Straubhaar Katrin, Schuetz Philipp, Blum Claudine Angela, Nigro Nicole, Briel Matthias, Christ-Crain Mirjam, Mueller Beat
Medical University Clinic, Departments of Internal and Emergency Medicine and Department of Endocrinology, Diabetology and Clinical Nutrition, Kantonsspital Aarau, Switzerland.
Medical University Clinic, Departments of Internal and Emergency Medicine and Department of Endocrinology, Diabetology and Clinical Nutrition, Kantonsspital Aarau, Switzerland; Endocrinology, Diabetology and Metabolism, Department of Internal Medicine and.
Swiss Med Wkly. 2016 Sep 29;146:w14337. doi: 10.4414/smw.2016.14337. eCollection 2016.
In-hospital care of patients with community-acquired pneumonia (CAP) varies across hospitals. Understanding of the underlying factors is the basis for tailored quality improvements. Using data from a randomised controlled Swiss-wide multicentre trial, we compared length of stay (LOS) and other patient outcomes according to (A) the use of a procalcitonin (PCT)-based antibiotic stewardship protocol, (B) institution type (university vs non-university), and (C) historical time period in relation to the introduction of Diagnosis Related Group (DRG) reimbursement (2012).
We included 784 patients hospitalised with CAP from six institutions into this secondary analysis. We used multivariable regression models adjusted for age, comorbidities and disease severity to determine the influence of institution characteristics on LOS and patient outcomes.
LOS was significantly shorter in the institution using a PCT-based antibiotic stewardship protocol (9.2 vs 5.3 days; adjusted mean difference 3.92 days; 95% confidence interval [CI] 5.16-2.68) with shorter antibiotic treatment. There was no difference in LOS in university vs non-university hospitals, but antibiotic courses in university-type hospitals were longer (11.0 vs 8.3 days; adjusted mean difference 2.59 days; 95% CI, 1.69-3.49). No significant difference in LOS was found when comparing the time period before and after the introduction of the DRG system in Switzerland.

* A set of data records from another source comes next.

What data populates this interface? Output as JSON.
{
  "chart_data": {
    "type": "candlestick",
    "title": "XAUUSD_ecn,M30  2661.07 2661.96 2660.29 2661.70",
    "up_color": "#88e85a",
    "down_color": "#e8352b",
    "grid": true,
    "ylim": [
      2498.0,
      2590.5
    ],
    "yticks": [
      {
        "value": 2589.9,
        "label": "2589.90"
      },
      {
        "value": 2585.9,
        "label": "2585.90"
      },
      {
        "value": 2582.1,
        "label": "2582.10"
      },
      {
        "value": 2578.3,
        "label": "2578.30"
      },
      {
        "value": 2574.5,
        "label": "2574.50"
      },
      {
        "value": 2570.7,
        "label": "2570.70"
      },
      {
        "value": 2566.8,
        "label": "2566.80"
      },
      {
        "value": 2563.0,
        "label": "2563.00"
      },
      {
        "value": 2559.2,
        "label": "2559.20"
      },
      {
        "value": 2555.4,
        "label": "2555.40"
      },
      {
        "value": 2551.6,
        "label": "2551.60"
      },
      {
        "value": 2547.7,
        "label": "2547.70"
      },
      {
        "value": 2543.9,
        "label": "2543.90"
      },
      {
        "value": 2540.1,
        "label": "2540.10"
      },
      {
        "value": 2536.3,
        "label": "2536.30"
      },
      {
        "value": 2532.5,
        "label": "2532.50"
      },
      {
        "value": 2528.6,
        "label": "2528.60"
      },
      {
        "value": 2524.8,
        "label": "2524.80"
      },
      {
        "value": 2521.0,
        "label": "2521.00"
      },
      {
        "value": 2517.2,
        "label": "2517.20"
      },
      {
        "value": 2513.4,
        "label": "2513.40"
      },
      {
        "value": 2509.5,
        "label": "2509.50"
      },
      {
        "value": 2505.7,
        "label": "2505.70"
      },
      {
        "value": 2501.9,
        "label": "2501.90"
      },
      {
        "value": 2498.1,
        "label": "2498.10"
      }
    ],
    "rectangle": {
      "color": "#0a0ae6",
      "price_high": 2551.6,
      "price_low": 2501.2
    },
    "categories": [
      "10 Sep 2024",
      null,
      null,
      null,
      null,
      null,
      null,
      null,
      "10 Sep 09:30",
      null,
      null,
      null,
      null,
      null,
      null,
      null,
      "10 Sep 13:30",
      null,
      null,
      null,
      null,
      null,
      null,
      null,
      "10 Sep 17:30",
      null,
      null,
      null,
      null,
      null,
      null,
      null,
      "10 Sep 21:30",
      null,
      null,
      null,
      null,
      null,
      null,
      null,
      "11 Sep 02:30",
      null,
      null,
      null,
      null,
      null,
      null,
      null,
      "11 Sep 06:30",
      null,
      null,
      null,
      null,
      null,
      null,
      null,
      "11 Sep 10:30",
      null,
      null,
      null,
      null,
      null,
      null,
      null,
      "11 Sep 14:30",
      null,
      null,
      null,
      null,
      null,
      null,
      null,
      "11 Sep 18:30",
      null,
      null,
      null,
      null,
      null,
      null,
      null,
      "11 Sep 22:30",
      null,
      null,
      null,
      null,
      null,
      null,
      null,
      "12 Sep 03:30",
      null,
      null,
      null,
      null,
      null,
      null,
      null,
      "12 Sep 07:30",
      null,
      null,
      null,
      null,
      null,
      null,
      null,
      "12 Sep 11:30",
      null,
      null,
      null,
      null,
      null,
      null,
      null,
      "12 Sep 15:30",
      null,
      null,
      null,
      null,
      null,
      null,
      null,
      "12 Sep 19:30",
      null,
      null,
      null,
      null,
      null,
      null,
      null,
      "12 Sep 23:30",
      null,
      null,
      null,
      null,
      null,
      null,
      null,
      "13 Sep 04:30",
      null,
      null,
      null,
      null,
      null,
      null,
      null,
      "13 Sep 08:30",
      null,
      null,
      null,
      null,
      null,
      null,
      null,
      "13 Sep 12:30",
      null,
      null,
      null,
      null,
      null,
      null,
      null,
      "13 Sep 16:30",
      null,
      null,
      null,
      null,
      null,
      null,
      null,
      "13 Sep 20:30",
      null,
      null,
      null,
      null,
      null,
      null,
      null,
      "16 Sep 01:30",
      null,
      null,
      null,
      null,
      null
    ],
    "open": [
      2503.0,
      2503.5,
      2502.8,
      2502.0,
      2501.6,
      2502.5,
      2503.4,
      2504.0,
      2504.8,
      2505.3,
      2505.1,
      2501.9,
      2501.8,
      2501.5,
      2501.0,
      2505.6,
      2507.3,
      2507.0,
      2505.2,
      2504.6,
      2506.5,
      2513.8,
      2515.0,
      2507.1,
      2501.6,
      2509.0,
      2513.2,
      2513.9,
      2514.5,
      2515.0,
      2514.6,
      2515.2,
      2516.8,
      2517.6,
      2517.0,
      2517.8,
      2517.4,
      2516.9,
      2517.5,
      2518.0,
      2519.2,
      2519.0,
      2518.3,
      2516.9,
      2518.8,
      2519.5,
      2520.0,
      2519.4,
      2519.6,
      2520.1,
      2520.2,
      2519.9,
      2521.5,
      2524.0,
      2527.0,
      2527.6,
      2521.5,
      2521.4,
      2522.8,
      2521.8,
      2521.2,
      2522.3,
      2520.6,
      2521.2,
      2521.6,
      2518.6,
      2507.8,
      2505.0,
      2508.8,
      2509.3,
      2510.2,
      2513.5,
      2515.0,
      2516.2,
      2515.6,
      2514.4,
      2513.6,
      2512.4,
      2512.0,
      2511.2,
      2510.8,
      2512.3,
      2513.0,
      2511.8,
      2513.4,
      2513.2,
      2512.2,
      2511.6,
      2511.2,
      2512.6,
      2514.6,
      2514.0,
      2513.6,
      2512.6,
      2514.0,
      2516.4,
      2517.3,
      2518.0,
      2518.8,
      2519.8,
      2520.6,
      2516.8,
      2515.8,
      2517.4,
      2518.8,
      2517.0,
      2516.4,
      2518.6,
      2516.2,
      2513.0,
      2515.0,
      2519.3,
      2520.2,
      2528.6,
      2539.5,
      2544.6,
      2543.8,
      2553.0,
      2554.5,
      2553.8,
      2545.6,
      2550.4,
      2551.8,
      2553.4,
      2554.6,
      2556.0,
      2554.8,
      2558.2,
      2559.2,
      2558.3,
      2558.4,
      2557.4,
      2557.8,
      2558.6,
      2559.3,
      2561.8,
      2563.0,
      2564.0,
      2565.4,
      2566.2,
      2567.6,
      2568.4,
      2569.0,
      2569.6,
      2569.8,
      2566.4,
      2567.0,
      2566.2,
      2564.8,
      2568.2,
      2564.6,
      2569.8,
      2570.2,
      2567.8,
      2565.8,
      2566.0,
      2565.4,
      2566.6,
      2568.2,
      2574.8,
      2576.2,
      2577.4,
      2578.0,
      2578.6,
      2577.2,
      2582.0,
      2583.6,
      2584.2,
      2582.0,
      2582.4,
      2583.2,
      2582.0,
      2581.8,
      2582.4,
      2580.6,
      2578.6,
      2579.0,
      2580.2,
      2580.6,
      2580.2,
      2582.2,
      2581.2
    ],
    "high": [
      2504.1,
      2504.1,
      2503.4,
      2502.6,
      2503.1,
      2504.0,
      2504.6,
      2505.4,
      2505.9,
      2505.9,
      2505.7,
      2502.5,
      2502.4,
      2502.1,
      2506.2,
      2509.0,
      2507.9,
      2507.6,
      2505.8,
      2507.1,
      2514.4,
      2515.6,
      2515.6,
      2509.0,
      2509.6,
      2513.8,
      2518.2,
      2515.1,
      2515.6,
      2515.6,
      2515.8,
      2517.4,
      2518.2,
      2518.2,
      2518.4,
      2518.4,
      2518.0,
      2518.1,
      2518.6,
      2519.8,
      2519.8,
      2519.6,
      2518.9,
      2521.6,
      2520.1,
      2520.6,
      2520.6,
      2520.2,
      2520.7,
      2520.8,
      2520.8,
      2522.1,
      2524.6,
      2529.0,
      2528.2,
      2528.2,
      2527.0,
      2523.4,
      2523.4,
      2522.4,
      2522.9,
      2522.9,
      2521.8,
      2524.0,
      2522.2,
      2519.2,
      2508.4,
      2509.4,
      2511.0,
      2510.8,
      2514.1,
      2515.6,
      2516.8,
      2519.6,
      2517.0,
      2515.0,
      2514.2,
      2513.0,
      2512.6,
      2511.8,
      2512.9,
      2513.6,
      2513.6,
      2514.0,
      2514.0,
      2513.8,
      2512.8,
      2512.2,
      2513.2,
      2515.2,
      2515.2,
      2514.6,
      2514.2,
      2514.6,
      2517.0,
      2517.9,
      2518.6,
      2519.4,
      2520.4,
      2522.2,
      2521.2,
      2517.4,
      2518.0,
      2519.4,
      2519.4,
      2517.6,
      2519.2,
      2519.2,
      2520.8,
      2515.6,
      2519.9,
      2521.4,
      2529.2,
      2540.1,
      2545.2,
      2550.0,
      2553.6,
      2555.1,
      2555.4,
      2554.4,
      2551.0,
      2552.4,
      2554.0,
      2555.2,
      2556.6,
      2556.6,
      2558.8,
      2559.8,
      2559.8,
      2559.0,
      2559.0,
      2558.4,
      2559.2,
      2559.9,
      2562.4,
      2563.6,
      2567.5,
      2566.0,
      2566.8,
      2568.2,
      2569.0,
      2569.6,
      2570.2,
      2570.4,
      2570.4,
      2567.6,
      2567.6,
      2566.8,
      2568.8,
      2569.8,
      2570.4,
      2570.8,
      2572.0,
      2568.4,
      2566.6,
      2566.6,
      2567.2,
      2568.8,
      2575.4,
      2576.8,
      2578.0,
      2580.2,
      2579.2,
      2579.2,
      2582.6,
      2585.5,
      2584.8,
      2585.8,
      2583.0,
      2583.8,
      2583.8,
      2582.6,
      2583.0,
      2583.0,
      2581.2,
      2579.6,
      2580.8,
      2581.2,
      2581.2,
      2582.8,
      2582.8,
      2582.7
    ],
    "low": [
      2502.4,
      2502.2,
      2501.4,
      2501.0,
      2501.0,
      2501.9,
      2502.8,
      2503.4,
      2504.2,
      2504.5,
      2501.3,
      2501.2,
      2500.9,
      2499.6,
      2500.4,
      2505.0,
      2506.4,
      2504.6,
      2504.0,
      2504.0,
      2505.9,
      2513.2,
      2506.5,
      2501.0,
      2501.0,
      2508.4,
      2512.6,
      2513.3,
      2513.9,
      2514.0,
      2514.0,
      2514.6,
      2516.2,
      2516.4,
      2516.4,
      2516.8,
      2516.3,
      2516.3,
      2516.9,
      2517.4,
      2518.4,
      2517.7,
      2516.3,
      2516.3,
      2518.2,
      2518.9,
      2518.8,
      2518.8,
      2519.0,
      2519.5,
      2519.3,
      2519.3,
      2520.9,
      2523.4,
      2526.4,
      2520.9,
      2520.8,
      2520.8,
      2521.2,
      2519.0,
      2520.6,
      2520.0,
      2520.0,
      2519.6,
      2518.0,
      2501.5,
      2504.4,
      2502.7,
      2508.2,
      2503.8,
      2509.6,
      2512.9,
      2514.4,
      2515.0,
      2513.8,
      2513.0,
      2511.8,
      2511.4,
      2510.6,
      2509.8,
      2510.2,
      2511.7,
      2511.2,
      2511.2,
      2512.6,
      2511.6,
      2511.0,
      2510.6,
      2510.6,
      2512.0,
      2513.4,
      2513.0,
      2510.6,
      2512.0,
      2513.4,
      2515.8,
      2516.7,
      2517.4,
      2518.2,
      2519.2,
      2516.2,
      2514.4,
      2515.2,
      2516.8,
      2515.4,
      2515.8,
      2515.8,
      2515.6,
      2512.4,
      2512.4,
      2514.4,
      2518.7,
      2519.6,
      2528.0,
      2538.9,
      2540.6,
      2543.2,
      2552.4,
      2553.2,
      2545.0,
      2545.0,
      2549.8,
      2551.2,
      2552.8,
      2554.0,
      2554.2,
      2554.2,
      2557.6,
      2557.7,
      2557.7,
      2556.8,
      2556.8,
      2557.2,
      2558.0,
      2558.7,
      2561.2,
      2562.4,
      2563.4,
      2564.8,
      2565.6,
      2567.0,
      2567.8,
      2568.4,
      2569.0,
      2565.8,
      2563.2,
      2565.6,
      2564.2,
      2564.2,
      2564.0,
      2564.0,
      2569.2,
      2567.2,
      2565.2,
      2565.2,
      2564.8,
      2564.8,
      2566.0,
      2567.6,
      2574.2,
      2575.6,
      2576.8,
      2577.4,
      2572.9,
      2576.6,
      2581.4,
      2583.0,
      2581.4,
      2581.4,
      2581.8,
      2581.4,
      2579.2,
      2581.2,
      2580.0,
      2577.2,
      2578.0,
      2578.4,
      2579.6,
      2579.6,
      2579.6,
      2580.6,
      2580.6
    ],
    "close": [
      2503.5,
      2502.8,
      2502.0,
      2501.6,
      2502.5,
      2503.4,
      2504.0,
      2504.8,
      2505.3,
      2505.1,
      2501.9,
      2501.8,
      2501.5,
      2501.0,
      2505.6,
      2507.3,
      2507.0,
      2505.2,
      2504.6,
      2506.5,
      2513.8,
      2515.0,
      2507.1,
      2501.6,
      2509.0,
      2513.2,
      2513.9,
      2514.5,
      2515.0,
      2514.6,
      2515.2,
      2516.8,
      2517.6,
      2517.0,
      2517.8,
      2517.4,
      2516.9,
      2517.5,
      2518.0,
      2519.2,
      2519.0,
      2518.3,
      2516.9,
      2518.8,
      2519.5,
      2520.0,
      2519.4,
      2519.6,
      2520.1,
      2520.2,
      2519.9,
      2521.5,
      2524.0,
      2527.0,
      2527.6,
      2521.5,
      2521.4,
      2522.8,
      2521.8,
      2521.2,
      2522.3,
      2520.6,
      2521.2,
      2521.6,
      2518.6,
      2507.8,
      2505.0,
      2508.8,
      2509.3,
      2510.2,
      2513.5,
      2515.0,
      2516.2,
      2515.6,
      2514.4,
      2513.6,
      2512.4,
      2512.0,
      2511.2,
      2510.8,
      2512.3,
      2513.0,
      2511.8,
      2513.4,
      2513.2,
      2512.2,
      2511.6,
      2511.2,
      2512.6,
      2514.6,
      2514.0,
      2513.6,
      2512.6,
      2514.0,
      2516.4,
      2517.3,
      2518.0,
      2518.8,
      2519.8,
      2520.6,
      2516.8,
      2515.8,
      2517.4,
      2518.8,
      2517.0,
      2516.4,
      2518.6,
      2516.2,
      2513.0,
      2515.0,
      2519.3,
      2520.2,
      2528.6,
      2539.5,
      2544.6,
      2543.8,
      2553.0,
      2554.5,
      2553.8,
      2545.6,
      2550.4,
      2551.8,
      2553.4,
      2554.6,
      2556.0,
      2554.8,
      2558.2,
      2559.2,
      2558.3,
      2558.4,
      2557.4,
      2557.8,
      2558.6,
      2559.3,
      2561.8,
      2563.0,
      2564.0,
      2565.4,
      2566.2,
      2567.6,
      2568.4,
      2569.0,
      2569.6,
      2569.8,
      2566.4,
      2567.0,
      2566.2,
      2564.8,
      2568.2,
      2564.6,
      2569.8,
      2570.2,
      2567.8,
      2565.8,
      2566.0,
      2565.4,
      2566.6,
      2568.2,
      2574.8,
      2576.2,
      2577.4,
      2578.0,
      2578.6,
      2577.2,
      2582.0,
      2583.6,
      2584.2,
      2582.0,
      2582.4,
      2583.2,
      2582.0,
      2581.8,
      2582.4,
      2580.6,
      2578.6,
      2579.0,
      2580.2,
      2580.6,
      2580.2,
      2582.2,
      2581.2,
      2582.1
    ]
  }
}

We found differences in LOS associated with theuse of a PCT-based antibiotic stewardship protocol, which remained robust after multivariable adjustment. Importantly, the type of institution and model of reimbursement did not influence LOS in our CAP cohort. More health services research studies are needed to establish causal effects.
社区获得性肺炎(CAP)患者的院内护理在不同医院存在差异。了解潜在因素是进行针对性质量改进的基础。我们利用一项瑞士范围内的随机对照多中心试验的数据,根据以下因素比较了住院时间(LOS)和其他患者结局:(A)使用基于降钙素原(PCT)的抗生素管理方案;(B)机构类型(大学医院与非大学医院);(C)与引入诊断相关组(DRG)报销制度(2012年)相关的历史时间段。
我们将来自六个机构的784例因CAP住院的患者纳入这项二次分析。我们使用了针对年龄、合并症和疾病严重程度进行调整的多变量回归模型,以确定机构特征对LOS和患者结局的影响。
使用基于PCT的抗生素管理方案的机构中,LOS显著缩短(9.2天对5.3天;调整后平均差异3.92天;95%置信区间[CI]5.16 - 2.68),抗生素治疗时间也更短。大学医院与非大学医院的LOS没有差异,但大学型医院的抗生素疗程更长(11.0天对8.3天;调整后平均差异2.59天;95%CI,1.69 - 3.49)。比较瑞士引入DRG系统前后的时间段,LOS没有显著差异。
我们发现使用基于PCT的抗生素管理方案与LOS存在差异,在多变量调整后这种差异仍然显著。重要的是,在我们的CAP队列中,机构类型和报销模式并未影响LOS。需要更多的卫生服务研究来确定因果关系。